How did an Ohio inmate get prison computer passwords?

Routine search discovered that the inmate had a "list containing administrative user names and passwords"

By Alan Johnson
The Columbus Dispatch

COLUMBUS — The State Highway Patrol is investigating how an inmate at Lebanon Correctional Institution was able to get passwords for the prison computer system.

A routine search at the Lebanon prison last Friday discovered that the inmate, who was not identified, had a “list containing administrative user names and passwords,” the patrol said.

JoEllen Smith, spokeswoman for the Ohio Department of Rehabilitation and Correction, said the inmate is now in “restrictive housing” at the prison while the investigation continues.

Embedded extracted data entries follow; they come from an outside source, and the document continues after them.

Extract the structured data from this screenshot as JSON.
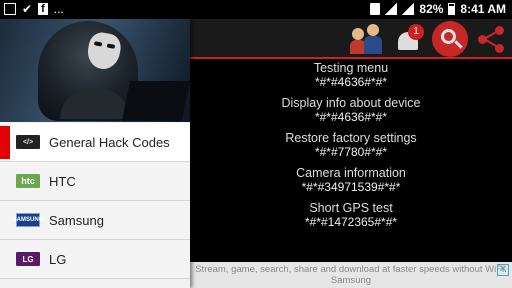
{
  "status_bar": {
    "left_icons": [
      "image-icon",
      "check-icon",
      "facebook-icon",
      "more-dots-icon"
    ],
    "more": "...",
    "facebook": "f",
    "battery": "82%",
    "time": "8:41 AM"
  },
  "toolbar": {
    "notification_count": "1"
  },
  "drawer": {
    "items": [
      {
        "label": "General Hack Codes",
        "logo": "</>",
        "active": true
      },
      {
        "label": "HTC",
        "logo": "htc"
      },
      {
        "label": "Samsung",
        "logo": "SAMSUNG"
      },
      {
        "label": "LG",
        "logo": "LG"
      }
    ]
  },
  "codes": [
    {
      "title": "Testing menu",
      "value": "*#*#4636#*#*"
    },
    {
      "title": "Display info about device",
      "value": "*#*#4636#*#*"
    },
    {
      "title": "Restore factory settings",
      "value": "*#*#7780#*#*"
    },
    {
      "title": "Camera information",
      "value": "*#*#34971539#*#*"
    },
    {
      "title": "Short GPS test",
      "value": "*#*#1472365#*#*"
    }
  ],
  "ad": {
    "text": "Stream, game, search, share and download at faster speeds without WiFi. Samsung"
  },
  "colors": {
    "accent": "#c62828",
    "active_indicator": "#e50000"
  }
}
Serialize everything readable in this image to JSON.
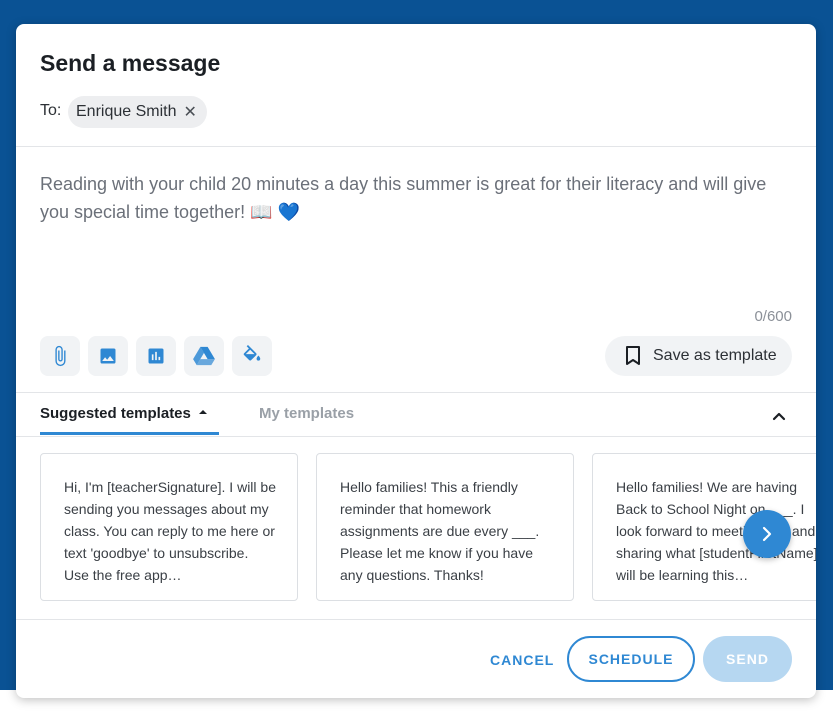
{
  "modal": {
    "title": "Send a message",
    "to_label": "To:",
    "recipient": "Enrique Smith",
    "remove_symbol": "✕"
  },
  "message": {
    "text": "Reading with your child 20 minutes a day this summer is great for their literacy and will give you special time together! 📖 💙",
    "counter": "0/600"
  },
  "toolbar": {
    "icons": [
      "paperclip-icon",
      "image-icon",
      "bar-chart-icon",
      "google-drive-icon",
      "paint-bucket-icon"
    ],
    "save_template_label": "Save as template"
  },
  "templates": {
    "tabs": [
      {
        "label": "Suggested templates",
        "active": true
      },
      {
        "label": "My templates",
        "active": false
      }
    ],
    "cards": [
      {
        "text": "Hi, I'm [teacherSignature]. I will be sending you messages about my class. You can reply to me here or text 'goodbye' to unsubscribe. Use the free app…"
      },
      {
        "text": "Hello families! This a friendly reminder that homework assignments are due every ___. Please let me know if you have any questions. Thanks!"
      },
      {
        "text": "Hello families! We are having Back to School Night on ___. I look forward to meeting you and sharing what [studentFirstName] will be learning this…"
      }
    ]
  },
  "footer": {
    "cancel_label": "CANCEL",
    "schedule_label": "SCHEDULE",
    "send_label": "SEND"
  },
  "colors": {
    "accent": "#2f88d3",
    "background": "#0a5294",
    "send_disabled": "#b6d7f1"
  }
}
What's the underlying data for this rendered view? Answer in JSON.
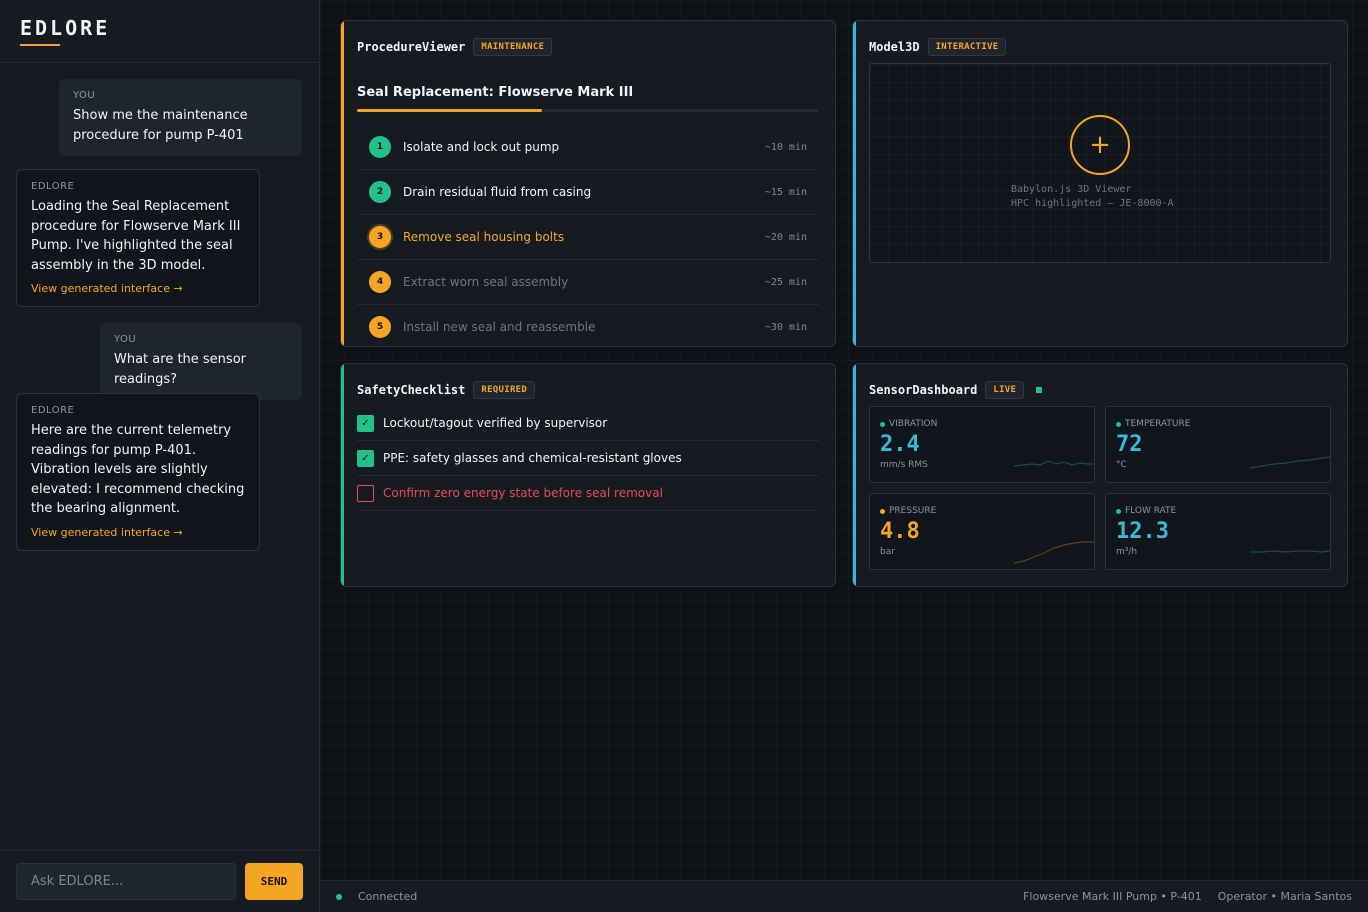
{
  "colors": {
    "accent": "#f5a524",
    "success": "#22c08a",
    "danger": "#e5484d",
    "info": "#3db8d4",
    "muted": "#6b737d"
  },
  "app": {
    "brand": "EDLORE"
  },
  "chat": {
    "messages": [
      {
        "role": "YOU",
        "text": "Show me the maintenance procedure for pump P-401"
      },
      {
        "role": "EDLORE",
        "text": "Loading the Seal Replacement procedure for Flowserve Mark III Pump. I've highlighted the seal assembly in the 3D model.",
        "link": "View generated interface →"
      },
      {
        "role": "YOU",
        "text": "What are the sensor readings?"
      },
      {
        "role": "EDLORE",
        "text": "Here are the current telemetry readings for pump P-401. Vibration levels are slightly elevated: I recommend checking the bearing alignment.",
        "link": "View generated interface →"
      }
    ],
    "input_placeholder": "Ask EDLORE...",
    "send_label": "SEND"
  },
  "procedure": {
    "title": "ProcedureViewer",
    "tag": "MAINTENANCE",
    "heading": "Seal Replacement: Flowserve Mark III",
    "progress": 0.4,
    "steps": [
      {
        "num": "1",
        "label": "Isolate and lock out pump",
        "duration": "~10 min",
        "state": "done"
      },
      {
        "num": "2",
        "label": "Drain residual fluid from casing",
        "duration": "~15 min",
        "state": "done"
      },
      {
        "num": "3",
        "label": "Remove seal housing bolts",
        "duration": "~20 min",
        "state": "active"
      },
      {
        "num": "4",
        "label": "Extract worn seal assembly",
        "duration": "~25 min",
        "state": "pending"
      },
      {
        "num": "5",
        "label": "Install new seal and reassemble",
        "duration": "~30 min",
        "state": "pending"
      }
    ]
  },
  "model3d": {
    "title": "Model3D",
    "tag": "INTERACTIVE",
    "plus_icon": "+",
    "line1": "Babylon.js 3D Viewer",
    "line2": "HPC highlighted — JE-8000-A"
  },
  "safety": {
    "title": "SafetyChecklist",
    "tag": "REQUIRED",
    "items": [
      {
        "label": "Lockout/tagout verified by supervisor",
        "checked": true
      },
      {
        "label": "PPE: safety glasses and chemical-resistant gloves",
        "checked": true
      },
      {
        "label": "Confirm zero energy state before seal removal",
        "checked": false
      }
    ]
  },
  "sensors": {
    "title": "SensorDashboard",
    "tag": "LIVE",
    "items": [
      {
        "label": "VIBRATION",
        "value": "2.4",
        "unit": "mm/s RMS",
        "color": "#3db8d4",
        "dot": "#22c08a"
      },
      {
        "label": "TEMPERATURE",
        "value": "72",
        "unit": "°C",
        "color": "#3db8d4",
        "dot": "#22c08a"
      },
      {
        "label": "PRESSURE",
        "value": "4.8",
        "unit": "bar",
        "color": "#f5a524",
        "dot": "#f5a524"
      },
      {
        "label": "FLOW RATE",
        "value": "12.3",
        "unit": "m³/h",
        "color": "#3db8d4",
        "dot": "#22c08a"
      }
    ]
  },
  "status": {
    "connection": "Connected",
    "device": "Flowserve Mark III Pump • P-401",
    "operator": "Operator • Maria Santos"
  }
}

“We have no evidence that a data breach occurred at Lebanon or any other prison,” Smith said.

She added, “New information security technology has been implemented out of an abundance of caution.”

Officials would not say what computer information, if any, the inmate was able to access with the usernames and passwords.

Lt. Craig S. Cvetan said the patrol is “conducting a criminal investigation on this incident. Once our investigation is complete we will forward it to the prosecutor’s office to review for charges. The focus of our investigation will be on what if any criminal violations were committed. The Department of Rehabilitation and Corrections would be conducting the administrative investigation on how an inmate was able to obtain the passwords.”

Inmates in state prisons have access to computers in institution libraries, but have very limited access to the internet, including for job searches and through a third-party pay email system, Smith said.